Coakley's fundamental conviction, however, that the spiritual, doctrinal and moral should be brought together into a kind of methodological perichoresis, in which dogmatic precision, sought and purified in prayer, becomes, at least potentially, a source of healing and peace, not least from the wounds of fallen sexuality, is a proposal that might be expected to find theoretical acceptance from many vantage points along the Christian spectrum. Secular interlocutors, too, who do not labour under undue prejudice about the role of religion in the academy and public square, might be given pause by Coakley's sketch of the expansion, rather than the denial, of rationality that her theological vision enables, and by the suggestion that, in its chastening of the idolatrous pretensions of human knowledge, the practice of contemplation allows the praying subject to be truly open to the other in a way for which entirely this-worldly post-enlightenment anthropologies might struggle to make room.

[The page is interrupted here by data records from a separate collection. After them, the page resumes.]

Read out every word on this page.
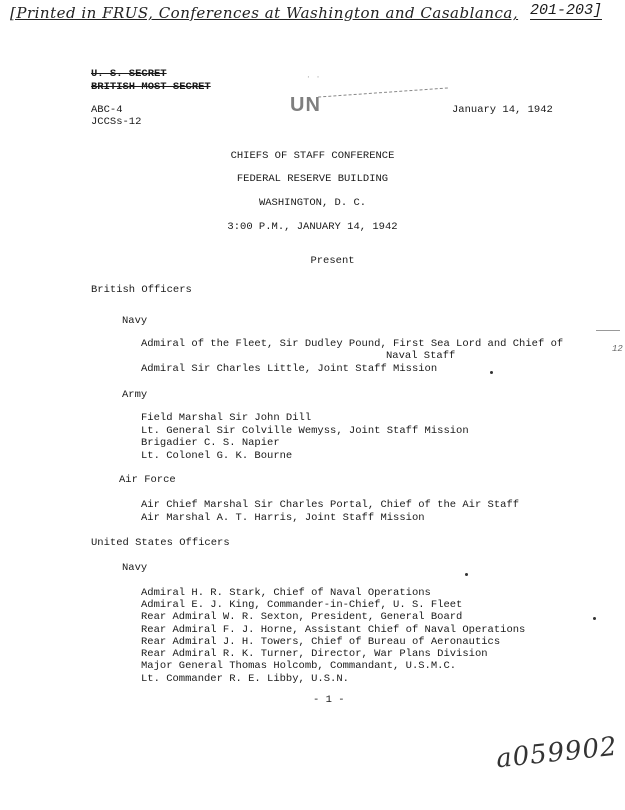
[Printed in FRUS, Conferences at Washington and Casablanca, 201-203]
U. S. SECRET
BRITISH MOST SECRET
UN
· ·
ABC-4
JCCSs-12
January 14, 1942
CHIEFS OF STAFF CONFERENCE
FEDERAL RESERVE BUILDING
WASHINGTON, D. C.
3:00 P.M., JANUARY 14, 1942
Present
British Officers
Navy
Admiral of the Fleet, Sir Dudley Pound, First Sea Lord and Chief of
Naval Staff
Admiral Sir Charles Little, Joint Staff Mission
Army
Field Marshal Sir John Dill
Lt. General Sir Colville Wemyss, Joint Staff Mission
Brigadier C. S. Napier
Lt. Colonel G. K. Bourne
Air Force
Air Chief Marshal Sir Charles Portal, Chief of the Air Staff
Air Marshal A. T. Harris, Joint Staff Mission
United States Officers
Navy
Admiral H. R. Stark, Chief of Naval Operations
Admiral E. J. King, Commander-in-Chief, U. S. Fleet
Rear Admiral W. R. Sexton, President, General Board
Rear Admiral F. J. Horne, Assistant Chief of Naval Operations
Rear Admiral J. H. Towers, Chief of Bureau of Aeronautics
Rear Admiral R. K. Turner, Director, War Plans Division
Major General Thomas Holcomb, Commandant, U.S.M.C.
Lt. Commander R. E. Libby, U.S.N.
- 1 -
12
a059902
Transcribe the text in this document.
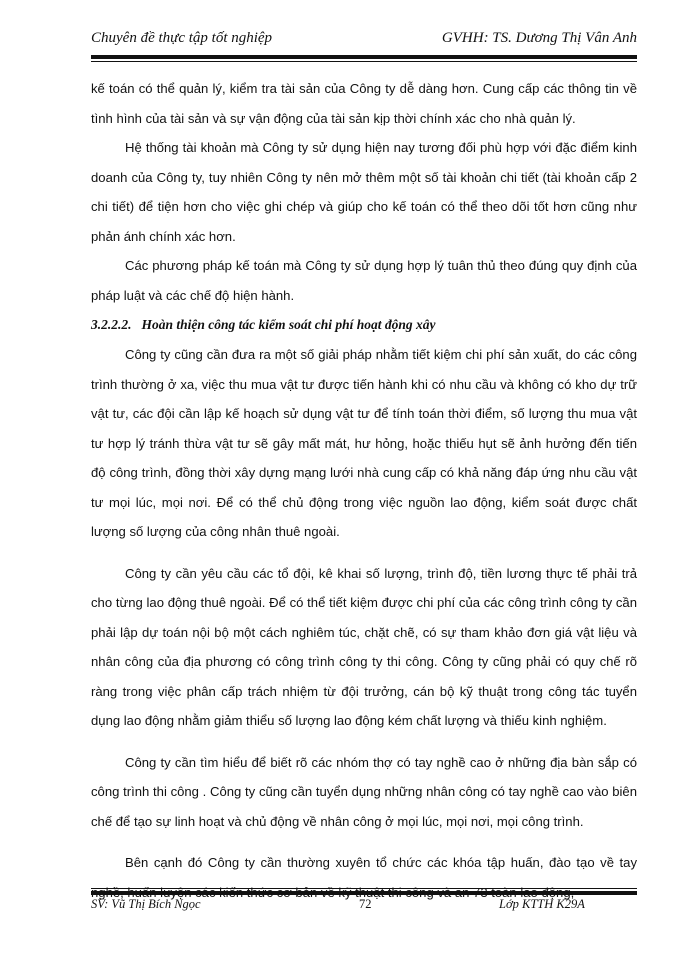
Chuyên đề thực tập tốt nghiệp	GVHH: TS. Dương Thị Vân Anh

kế toán có thể quản lý, kiểm tra tài sản của Công ty dễ dàng hơn. Cung cấp các thông tin về tình hình của tài sản và sự vận động của tài sản kịp thời chính xác cho nhà quản lý.

Hệ thống tài khoản mà Công ty sử dụng hiện nay tương đối phù hợp với đặc điểm kinh doanh của Công ty, tuy nhiên Công ty nên mở thêm một số tài khoản chi tiết (tài khoản cấp 2 chi tiết) để tiện hơn cho việc ghi chép và giúp cho kế toán có thể theo dõi tốt hơn cũng như phản ánh chính xác hơn.

Các phương pháp kế toán mà Công ty sử dụng hợp lý tuân thủ theo đúng quy định của pháp luật và các chế độ hiện hành.

3.2.2.2. Hoàn thiện công tác kiểm soát chi phí hoạt động xây

Công ty cũng cần đưa ra một số giải pháp nhằm tiết kiệm chi phí sản xuất, do các công trình thường ở xa, việc thu mua vật tư được tiến hành khi có nhu cầu và không có kho dự trữ vật tư, các đội cần lập kế hoạch sử dụng vật tư để tính toán thời điểm, số lượng thu mua vật tư hợp lý tránh thừa vật tư sẽ gây mất mát, hư hỏng, hoặc thiếu hụt sẽ ảnh hưởng đến tiến độ công trình, đồng thời xây dựng mạng lưới nhà cung cấp có khả năng đáp ứng nhu cầu vật tư mọi lúc, mọi nơi. Để có thể chủ động trong việc nguồn lao động, kiểm soát được chất lượng số lượng của công nhân thuê ngoài.

Công ty cần yêu cầu các tổ đội, kê khai số lượng, trình độ, tiền lương thực tế phải trả cho từng lao động thuê ngoài. Để có thể tiết kiệm được chi phí của các công trình công ty cần phải lập dự toán nội bộ một cách nghiêm túc, chặt chẽ, có sự tham khảo đơn giá vật liệu và nhân công của địa phương có công trình công ty thi công. Công ty cũng phải có quy chế rõ ràng trong việc phân cấp trách nhiệm từ đội trưởng, cán bộ kỹ thuật trong công tác tuyển dụng lao động nhằm giảm thiểu số lượng lao động kém chất lượng và thiếu kinh nghiệm.

Công ty cần tìm hiểu để biết rõ các nhóm thợ có tay nghề cao ở những địa bàn sắp có công trình thi công . Công ty cũng cần tuyển dụng những nhân công có tay nghề cao vào biên chế để tạo sự linh hoạt và chủ động về nhân công ở mọi lúc, mọi nơi, mọi công trình.

Bên cạnh đó Công ty cần thường xuyên tổ chức các khóa tập huấn, đào tạo về tay

SV: Vũ Thị Bích Ngọc	72	Lớp KTTH K29A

This is an extraordinarily rich book, then, raising as many questions as it answers, perhaps particularly for the Catholic commentator. In the first place, Coakley's ‘incorporative’ pneumatology, according to which the Spirit catches us up into the life of an ‘expanded’ Christ, opens the way for a potentially refreshing renewed emphasis on the Mystical Body, which might do much to revivify contemporary Catholic ecclesiology. Her insistence that such incorporation is inevitably into the Christ of Gethsemane and Golgotha immediately draws the sting of the triumphalism which has sometimes – perhaps somewhat lazily - been assumed necessarily to attend this model of the Church. Secondly, however, there seems one curious absence from Coakley's sensitive and provocative account of the relationship between human sexual desire and its divine archetype. Perhaps due to understandable nervousness about apparent capitulation to stereotypical accounts of feminine spirituality, there is notably little reflection here on how the human experience of parenting and being parented might be rooted in, and give us language to speak of, the reality of God as Trinity. In such a theologically fecund work, that seems a surprising omission.